Aprovado PL que cria cota de vagas de trabalho para mulheres vítimas de violência doméstica

MARCO ANTONIO CALEJO
DA REDAÇÃO

A Câmara Municipal de São Paulo aprovou em primeira votação, na Sessão Plenária desta quarta-feira (13/3), por 35 votos a favor e três contrários, o PL (Projeto de Lei) 424/18, do Executivo.

O PL propõe a criação de uma cota de 5% nas vagas de trabalho para as mulheres vítimas de violência doméstica acolhidas pelo programa municipal Tem Saída, no caso das empresas contratadas pela Prefeitura de São Paulo para prestação de serviços públicos.

Criado em agosto de 2018, o programa Tem Saída é uma parceria da Secretaria Municipal de Desenvolvimento Econômico da Prefeitura de São Paulo, Ministério Público, Defensoria Pública, Tribunal de Justiça, OAB (Ordem dos Advogados do Brasil) de São Paulo e ONU (Organização das Nações Unidas) Mulheres, com o objetivo de estimular a autonomia financeira dessa parcela da população feminina.

Presente no Plenário durante a votação, a secretária municipal do Trabalho e Empreendedorismo, Aline Cardoso, justificou a iniciativa. Segundo ela, além das vagas oferecidas pelas instituições parceiras, é preciso criar mais oportunidades diante do tamanho da demanda. “A gente precisa de um estoque de vagas. E precisamos de mais vagas com perfis diferentes para as mulheres se enquadrarem”, afirmou Aline, que é vereadora licenciada.

Para a vereadora Adriana Ramalho (PSDB), favorável ao PL, sem a determinação de cotas não seria possível dar espaço a quem precisa. “Se você tivesse a oportunidade de tirar as cotas, você tiraria? Desde que houvesse a garantia de que as mulheres poderiam ter espaço, garantia de cadeira, garantia de renda, de igualdade de salário, mas não por questão de gênero”, afirmou a vereadora.

Outro voto a favor, o vereador Paulo Frange (PTB) destacou a importância da proposta. “Esse projeto é muito importante. E quanto menos a gente deixar regras travadas na lei, maior a facilidade de ele existir daqui a alguns anos. Se a gente colocar travas demais, com certeza vamos dificultar a execução, e a regulamentação ficará muito difícil”, disse o vereador.

Contrários à iniciativa, os vereadores Caio Miranda (PSB), Fernando Holiday (DEM) e Janaína Lima (NOVO) justificaram seus votos. Os parlamentares reconhecem a relevância de um PL que busque ampliar as oportunidades de trabalho para as vítimas de violência doméstica. Apesar disso, não consideram que a cota de 5% seja um instrumento apropriado.
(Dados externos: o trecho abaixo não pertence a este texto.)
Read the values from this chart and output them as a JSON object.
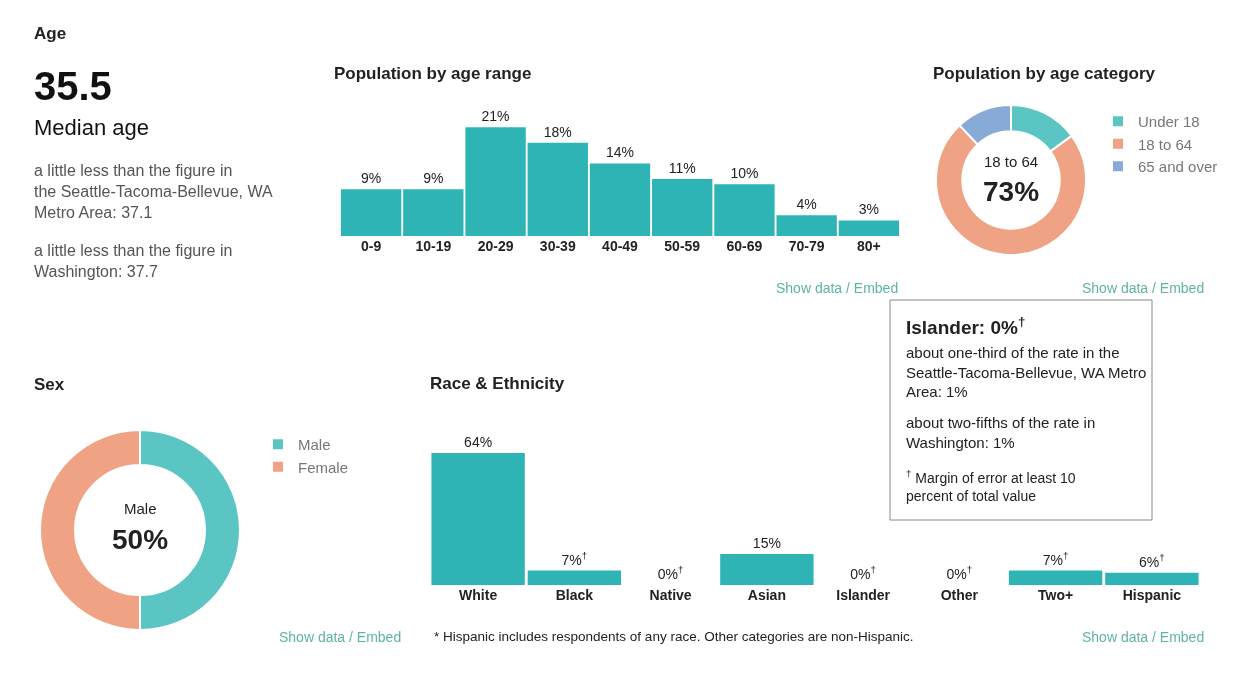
{
  "chart_data": [
    {
      "type": "other",
      "title": "Age",
      "annotations": [
        "35.5",
        "Median age",
        "a little less than the figure in the Seattle-Tacoma-Bellevue, WA Metro Area: 37.1",
        "a little less than the figure in Washington: 37.7"
      ]
    },
    {
      "type": "bar",
      "title": "Population by age range",
      "categories": [
        "0-9",
        "10-19",
        "20-29",
        "30-39",
        "40-49",
        "50-59",
        "60-69",
        "70-79",
        "80+"
      ],
      "values": [
        9,
        9,
        21,
        18,
        14,
        11,
        10,
        4,
        3
      ],
      "value_labels": [
        "9%",
        "9%",
        "21%",
        "18%",
        "14%",
        "11%",
        "10%",
        "4%",
        "3%"
      ],
      "color": "#2eb4b4",
      "annotations": [
        "Show data / Embed"
      ]
    },
    {
      "type": "donut",
      "title": "Population by age category",
      "categories": [
        "Under 18",
        "18 to 64",
        "65 and over"
      ],
      "values": [
        15,
        73,
        12
      ],
      "colors": [
        "#5bc5c3",
        "#efa284",
        "#87aad6"
      ],
      "legend": "right",
      "annotations": [
        "18 to 64",
        "73%",
        "Show data / Embed"
      ]
    },
    {
      "type": "donut",
      "title": "Sex",
      "categories": [
        "Male",
        "Female"
      ],
      "values": [
        50,
        50
      ],
      "colors": [
        "#5bc5c3",
        "#efa284"
      ],
      "legend": "right",
      "annotations": [
        "Male",
        "50%",
        "Show data / Embed"
      ]
    },
    {
      "type": "bar",
      "title": "Race & Ethnicity",
      "categories": [
        "White",
        "Black",
        "Native",
        "Asian",
        "Islander",
        "Other",
        "Two+",
        "Hispanic"
      ],
      "values": [
        64,
        7,
        0,
        15,
        0,
        0,
        7,
        6
      ],
      "value_labels": [
        "64%",
        "7%$^{†}$",
        "0%$^{†}$",
        "15%",
        "0%$^{†}$",
        "0%$^{†}$",
        "7%$^{†}$",
        "6%$^{†}$"
      ],
      "color": "#2eb4b4",
      "annotations": [
        "* Hispanic includes respondents of any race. Other categories are non-Hispanic.",
        "Show data / Embed"
      ]
    },
    {
      "type": "other",
      "title": "Islander: 0%$^{†}$",
      "annotations": [
        "about one-third of the rate in the Seattle-Tacoma-Bellevue, WA Metro Area: 1%",
        "about two-fifths of the rate in Washington: 1%",
        "$^{†}$ Margin of error at least 10 percent of total value"
      ]
    }
  ]
}
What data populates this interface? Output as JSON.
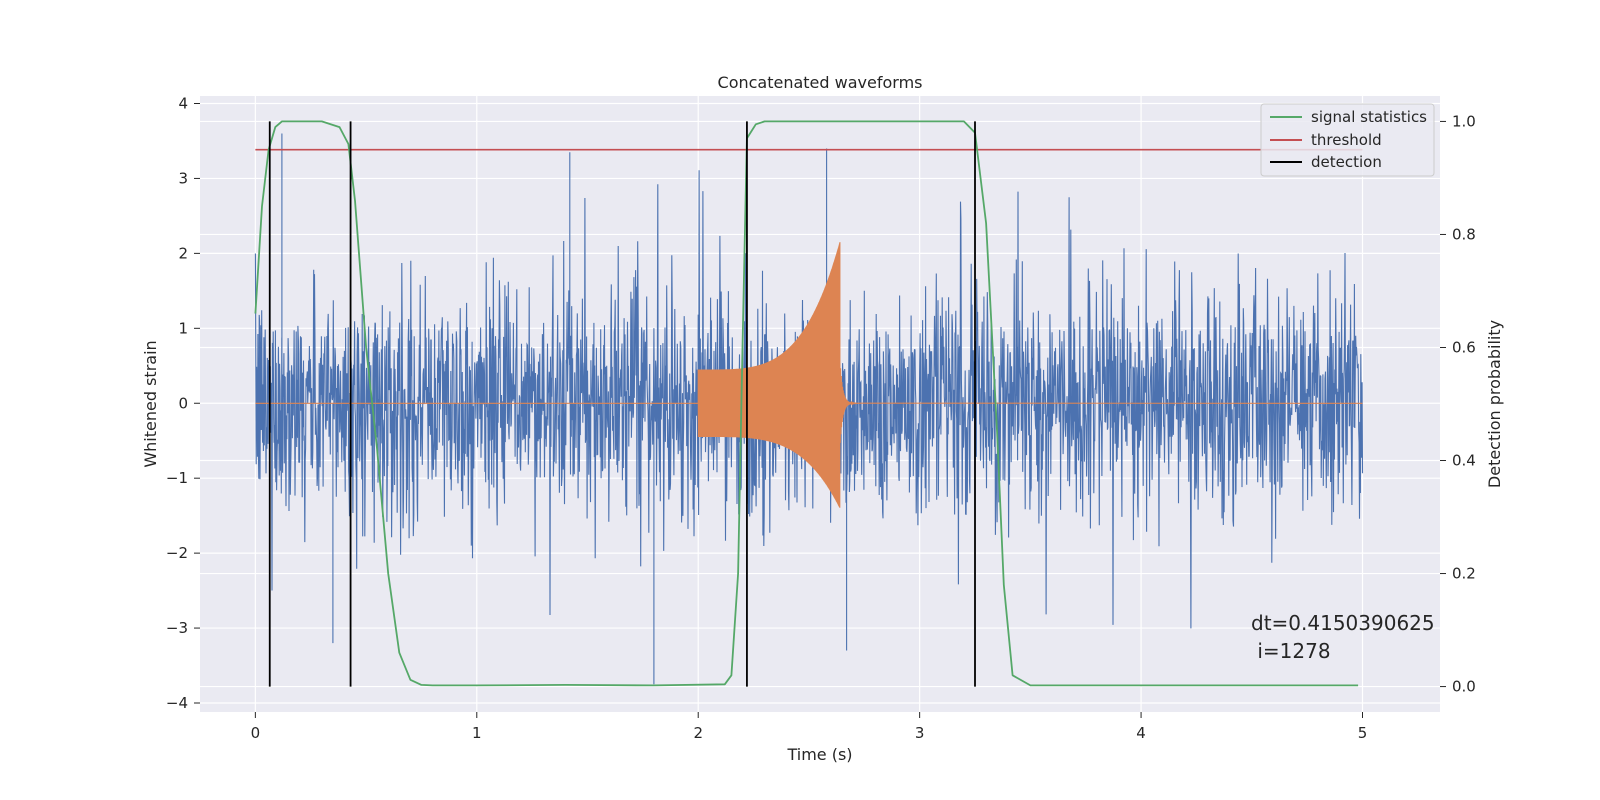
{
  "chart_data": {
    "type": "line",
    "title": "Concatenated waveforms",
    "xlabel": "Time (s)",
    "ylabel": "Whitened strain",
    "y2label": "Detection probability",
    "xlim": [
      -0.25,
      5.35
    ],
    "ylim": [
      -4.12,
      4.1
    ],
    "y2lim": [
      -0.045,
      1.045
    ],
    "xticks": [
      0,
      1,
      2,
      3,
      4,
      5
    ],
    "yticks": [
      -4,
      -3,
      -2,
      -1,
      0,
      1,
      2,
      3,
      4
    ],
    "y2ticks": [
      0.0,
      0.2,
      0.4,
      0.6,
      0.8,
      1.0
    ],
    "grid": true,
    "legend_position": "top-right",
    "legend": [
      {
        "label": "signal statistics",
        "color": "#55a868"
      },
      {
        "label": "threshold",
        "color": "#c44e52"
      },
      {
        "label": "detection",
        "color": "#000000"
      }
    ],
    "series": [
      {
        "role": "whitened strain noise",
        "color": "#4c72b0",
        "x_range": [
          0,
          5
        ],
        "envelope_typical": 1.5,
        "peak_extremes": [
          {
            "x": 0.12,
            "y": 3.6
          },
          {
            "x": 1.42,
            "y": 3.35
          },
          {
            "x": 2.58,
            "y": 3.4
          },
          {
            "x": 1.8,
            "y": -3.75
          },
          {
            "x": 0.35,
            "y": -3.2
          },
          {
            "x": 2.67,
            "y": -3.3
          }
        ]
      },
      {
        "role": "injected chirp",
        "color": "#dd8452",
        "x_start": 2.0,
        "x_merger": 2.64,
        "amp_start": 0.45,
        "amp_peak": 2.15,
        "amp_peak_neg": -1.4
      },
      {
        "name": "signal statistics",
        "axis": "y2",
        "color": "#55a868",
        "x": [
          0.0,
          0.03,
          0.06,
          0.09,
          0.12,
          0.15,
          0.2,
          0.3,
          0.38,
          0.42,
          0.45,
          0.5,
          0.55,
          0.6,
          0.65,
          0.7,
          0.75,
          0.8,
          1.0,
          1.4,
          1.8,
          2.12,
          2.15,
          2.18,
          2.2,
          2.22,
          2.26,
          2.3,
          3.2,
          3.25,
          3.3,
          3.35,
          3.38,
          3.42,
          3.5,
          4.0,
          4.98
        ],
        "values": [
          0.66,
          0.85,
          0.95,
          0.99,
          1.0,
          1.0,
          1.0,
          1.0,
          0.99,
          0.96,
          0.86,
          0.6,
          0.42,
          0.2,
          0.06,
          0.012,
          0.003,
          0.002,
          0.002,
          0.003,
          0.002,
          0.004,
          0.02,
          0.2,
          0.6,
          0.97,
          0.995,
          1.0,
          1.0,
          0.98,
          0.82,
          0.45,
          0.18,
          0.02,
          0.002,
          0.002,
          0.002
        ]
      },
      {
        "name": "threshold",
        "axis": "y2",
        "color": "#c44e52",
        "x": [
          0,
          5
        ],
        "values": [
          0.95,
          0.95
        ]
      }
    ],
    "detections": [
      0.065,
      0.43,
      2.22,
      3.25
    ],
    "detection_range": [
      0.0,
      1.0
    ],
    "annotation": {
      "line1": "dt=0.4150390625",
      "line2": " i=1278",
      "x": 4.5,
      "y": -3.1
    }
  }
}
Para a vereadora Janaína Lima, a fixação de um percentual pode ser contraproducente. “O programa é uma excelente iniciativa. No entanto, a cota inviabiliza o meu apoio. Problemas como esse não se resolvem com medidas obrigatórias”, disse Janaína.

Para Holiday, “o ideal seria que o Poder Público oferecesse condições para que as mulheres vítimas de violência consigam, pelos seus próprios méritos, emprego no mercado de trabalho”.

Projetos de Lei de vereadores

Ainda na Sessão Plenária desta quarta-feira, a Câmara colocou em pauta, em primeira discussão, 10 Projetos de Lei elaborados pelos vereadores. A apreciação de sete deles foi adiada – outros três PLs foram aprovados pelo Plenário.

Entre os Projetos de Lei aprovados, está o PL 815/17, da vereadora Juliana Cardoso (PT). O PL propõe que o nome da UBS (Unidade Básica de Saúde) da Cidade São Mateus seja alterado para UBS São Mateus Nair Alves de Rezende Norimbeni.

Também foi aprovado o PL 850/17, do vereador Rinaldi Digilio (PRB), que proibi incentivos fiscais a empresas envolvidas em qualquer tipo de corrupção ou ato de improbidade administrativa.

O outro Projeto de Lei que avançou foi o PL 101/18, do vereador Souza Santos (PRB). O PL sugere a criação do Programa Cidadania nas escolas da Rede Pública do Ensino Municipal, para o ensino de conteúdo ligado à formação política dos estudantes.